I Am Not Your Problem

by Dr. Reve' M. Pete

Chapter 1

John Whattel and James became friends as boys, during the days of slavery. The Matthews Family owned James’ family as slaves. However, the Matthews were not harsh toward their slaves. They treated them kindly. The kindness of the Matthews family toward their slaves also protected them from some of the harsh realities of slavery, such as families being separated at the auction block.

John Whattel and James were the same age. Although James had duties and work to do as a slave, the Matthews also viewed him as a suitable companion for John Whattel, who, if not properly “entertained” could be prone to getting into mischief. Because of their arranged companionship, the two boys grew up together on the Matthews Family plantation and played together like brothers.

John Whattel’s grandfather, Samuel Matthews, owned the Matthews plantation. It was a huge plantation and had an area where Samuel would fish. John Whattel was crazy about his grandfather –- sure that the “sun rose and set” in him. Samuel would take both John Whattel and James fishing. He also taught the boys to hunt.

As the rumblings of the conflict between the states over slavery grew, pressures began to mount on plantation owners to join in the fight against the abolition of the way of life that Southern landowners had grown to love.
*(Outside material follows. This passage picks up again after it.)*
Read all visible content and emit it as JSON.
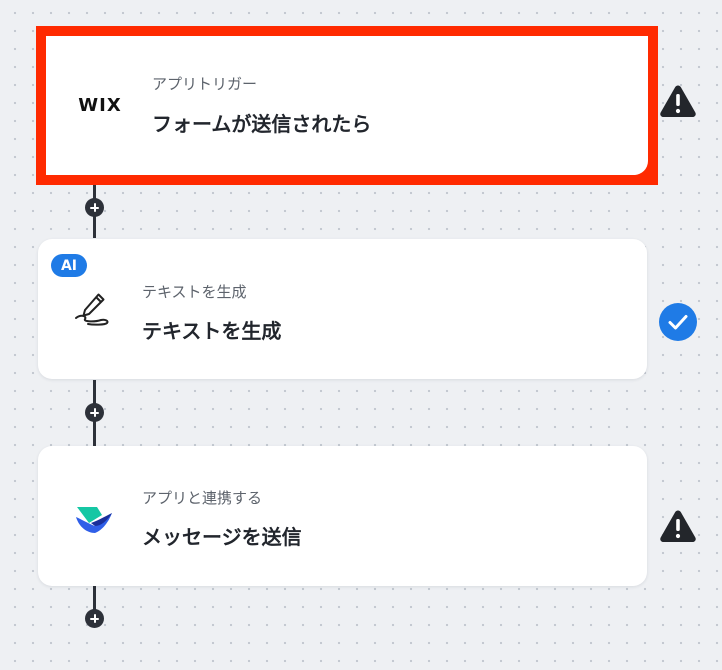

Although Samuel Matthews did not at all approve of cruelty toward slaves, he did believe in the right to own them and to maintain the life that was the way of the South. When war broke out, he enlisted as an officer in the Confederate Army and went to war to defend the Southern way of life.

Samuel Matthews was wounded in a battle in Jackson Mississippi that was of a type that would cause General Sherman to say, “War is Hell”. Although the wound was not fatal, with too few medical supplies and medical personnel, Samuel was unable to get adequate treatment for it. While making his way home to his family, Samuel Matthews died not far from his plantation. Confederate soldiers delivered his body, draped over a horse, back to the plantation for burial – in plain site of a horrified John Whattel.